• millet ne cigaralar içiyor
  • aslında uyuyoruz, ama aslında uyanığız. uyurken her şeyi yapıyor uyanınca da ellerimiz kollarımız bağlanıyor zincire vuruluyoruz. rüyalar dünyanın en güzel şeyidir.
  • tek seferde okuyup anlayana ödül verilesi başlık. 1 virgül bu kadar zor mu yahu ?
  • arkadaş " moleküler bütünlüğe sahip olmayan insanlar avatarların (yani sözde bizim) içine girerek onları yönetebiliyor, onlar dokunduğunda, seviştiğinde, karnını doyurduğunda aynı hisleri bilinçsel düzeyde bile olsa hissedebiliyor. " demiş.

    peki o zaman dünyada sevişemeden,karnını doyuramadan hatta kör,sağır ve dilsiz olarak dünyaya gelip ölen insanları kim ne diye avatar olarak yaratıyor ? sorusuyla çürüttüğüm teoridir.
  • uyanıkken insanların dünyası ortaktır, ama uykuda herkesin ayrı bir evreni vardır. (bkz: marguerite yourcenar)
  • adını vermemin doğru olmadığı amerikalı bir bilim adamından, ispatlandığını teyit ettiğim teori.

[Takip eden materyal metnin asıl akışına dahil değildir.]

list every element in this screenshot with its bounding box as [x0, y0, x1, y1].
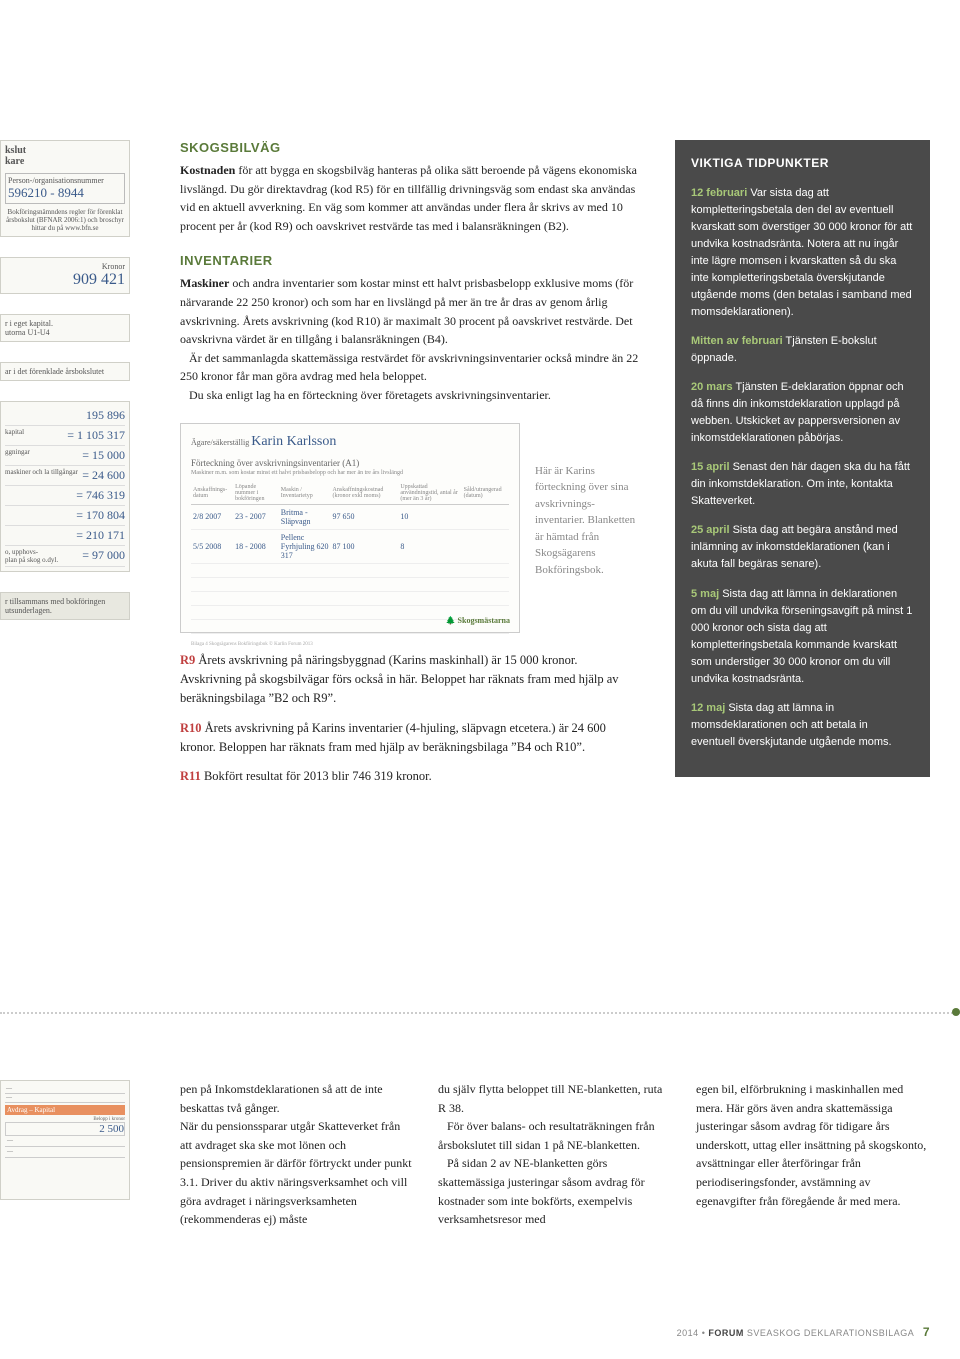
inventarier-heading: INVENTARIER: [180, 253, 640, 268]
lower-form-scrap: — — Avdrag – Kapital Belopp i kronor 2 5…: [0, 1080, 130, 1200]
sidebar-box: VIKTIGA TIDPUNKTER 12 februari Var sista…: [675, 140, 930, 777]
bottom-note: r tillsammans med bokföringen utsunderla…: [0, 592, 130, 620]
skogsbilvag-body: Kostnaden Kostnaden för att bygga en sko…: [180, 161, 640, 235]
r10-note: R10 Årets avskrivning på Karins inventar…: [180, 719, 640, 758]
lower-form-heading: Avdrag – Kapital: [5, 1105, 125, 1115]
table-footer: Bilaga 4 Skogsägarens Bokföringsbok © Ka…: [191, 642, 509, 647]
form-top-header: kslut kare: [5, 145, 125, 167]
main-column: SKOGSBILVÄG Kostnaden Kostnaden för att …: [180, 140, 640, 797]
orgnr-value: 596210 - 8944: [8, 185, 122, 201]
sidebar-item: 5 maj Sista dag att lämna in deklaration…: [691, 586, 914, 688]
inventory-table: Anskaffnings-datum Löpande nummer i bokf…: [191, 482, 509, 634]
lower-col-3: egen bil, elförbrukning i maskinhallen m…: [696, 1080, 930, 1229]
inventarier-body: Maskiner och andra inventarier som kosta…: [180, 274, 640, 404]
lower-form-value: 2 500: [99, 1123, 124, 1135]
lower-columns: pen på Inkomstdeklarationen så att de in…: [180, 1080, 930, 1229]
kapital-note: r i eget kapital. utorna U1-U4: [0, 314, 130, 342]
table-caption: Här är Karins förteckning över sina avsk…: [535, 463, 640, 579]
form-top: kslut kare Person-/organisationsnummer 5…: [0, 140, 130, 237]
signer-name: Karin Karlsson: [251, 434, 336, 449]
sidebar-item: 12 februari Var sista dag att kompletter…: [691, 185, 914, 321]
divider-dot-icon: [952, 1008, 960, 1016]
sidebar: VIKTIGA TIDPUNKTER 12 februari Var sista…: [675, 140, 930, 777]
table-row: 2/8 2007 23 - 2007 Britma - Släpvagn 97 …: [191, 504, 509, 529]
sidebar-item: 20 mars Tjänsten E-deklaration öppnar oc…: [691, 379, 914, 447]
r9-note: R9 Årets avskrivning på näringsbyggnad (…: [180, 651, 640, 709]
sidebar-item: Mitten av februari Tjänsten E-bokslut öp…: [691, 333, 914, 367]
kronor-value: 909 421: [5, 271, 125, 289]
sidebar-item: 15 april Senast den här dagen ska du ha …: [691, 459, 914, 510]
kronor-label: Kronor: [5, 262, 125, 271]
lower-col-1: pen på Inkomstdeklarationen så att de in…: [180, 1080, 414, 1229]
signer-label: Ägare/säkerställig: [191, 438, 249, 447]
orgnr-note: Bokföringsnämndens regler för förenklat …: [5, 208, 125, 232]
form-kronor: Kronor 909 421: [0, 257, 130, 294]
forenklade-label: ar i det förenklade årsbokslutet: [0, 362, 130, 381]
table-title: Förteckning över avskrivningsinventarier…: [191, 458, 509, 468]
sidebar-title: VIKTIGA TIDPUNKTER: [691, 154, 914, 173]
sidebar-item: 12 maj Sista dag att lämna in momsdeklar…: [691, 700, 914, 751]
r11-note: R11 Bokfört resultat för 2013 blir 746 3…: [180, 767, 640, 786]
page-number: 7: [923, 1325, 930, 1339]
form-rows: 195 896 kapital= 1 105 317 ggningar= 15 …: [0, 401, 130, 572]
table-subtitle: Maskiner m.m. som kostar minst ett halvt…: [191, 470, 509, 476]
dotted-divider: [0, 1012, 960, 1014]
page-footer: 2014 • FORUM SVEASKOG DEKLARATIONSBILAGA…: [677, 1325, 930, 1339]
skogsbilvag-heading: SKOGSBILVÄG: [180, 140, 640, 155]
sidebar-item: 25 april Sista dag att begära anstånd me…: [691, 522, 914, 573]
lower-col-2: du själv flytta beloppet till NE-blanket…: [438, 1080, 672, 1229]
inventory-table-figure: Ägare/säkerställig Karin Karlsson Förtec…: [180, 423, 640, 633]
table-logo: 🌲 Skogsmästarna: [446, 616, 510, 625]
left-form-scraps: kslut kare Person-/organisationsnummer 5…: [0, 140, 130, 640]
orgnr-label: Person-/organisationsnummer: [8, 176, 122, 185]
table-row: 5/5 2008 18 - 2008 Pellenc Fyrhjuling 62…: [191, 529, 509, 563]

    bu teoriye göre şu an yaklaşık olarak m.s. 720.000 civarında bir yılın içindeyiz. bundan bir kaç yüz bin yıl önce insanlık samanyolu galaksisinde, dünyaya yakın gezegenlerde koloniler kurmuş ve yaklaşık 80 milyar nüfusa ulaşmıştı. sebebi bilinmeyen bir felaket yüzünden samanyolu galaksisi yok olma tehlikesi altına girmiş ama bu 80 milyar insanın hepsini samanyolu'na en benzer galaksi olan msrc-3310 gezegenine taşımak teknik sebeplerden dolayı mümkün değilmiş.

    bu yüzden yaklaşık 3 milyar kadar nüfus msrc-3310'a ulaşmak için yola çıkmış. geri kalan insanlar için ise "moleküler refüzyon parçacık ayrıştırıcısı" denen makine icat edilmiş. bu makine insanları şu an gözlemlenmesi teknolojik olarak mümkün olmayan atom altı parçacık altı parçacıklarına ayırırken aynı anda bilincini korumayı başararak 11. boyut üzerinden, evrende istetiği an istetiği yerde var olabilmesini sağlıyormuş. kısaca ölümsüzlük ve tanrısallık.

    yalnız bunun bedeli olarak moleküler bütünlüklerini kaybettikleri için bütün duyumsal becerilerini kaybetmişler. sadece diğer birbirleriyle telepatik yolla bilinçsel iletişim kurabiliyorlarmış. bunun getirdiği mutsuzluğu çözmenin yolu olarak msrc-3310'a ulaşan diğer insanlar geri kalanların diğer insanlar gibi yaşayabilmelerini sanal olarak bile olsa sağlamak için sanalsal-paralellik evreni projesini yaratmış. insanoğlunun m.ö. ve m.s. ilk bir kaç 10 bin yıllık döneminin sanal uyarlaması.

    bu moleküler bütünlüğe sahip olmayan insanlar avatarları içine girerek onları yönetebiliyor, onlar dokunduğunda, seviştiğinde, karnını doyurduğunda aynı hisleri bilinçsel düzeyde bile olsa hissedebiliyor.

    bu yüzden bizim şu an iç ses, iç güdü, arzu diye adlandırdığımız şeyler aslında avatarımızı yöneten diğer bilinçsel düzeydeki insanların yönlendirmesi. kısaca gerçek hayat dediğimiz evren aslında bu varlıkların rüyaları iken, bizim gördüğümüz rüyalar ise onların sistemdeki arızalarından kaynaklı olarak, boyutlar arası istenmeyen veri aktarımları.

    kimliğini açıklayamayacağım amerikalı kaynağımın dediğine göre bunu ortaya çıkaran ve teoriyi ispat eden ilk bilimadamı ve ekibi laboratuvarlarında siyanür içerek intihar(!) etmiş. bu olayı araştıran cia ajanlarından bazıları ise ortadan kaybolmuş ve haber alınamamış.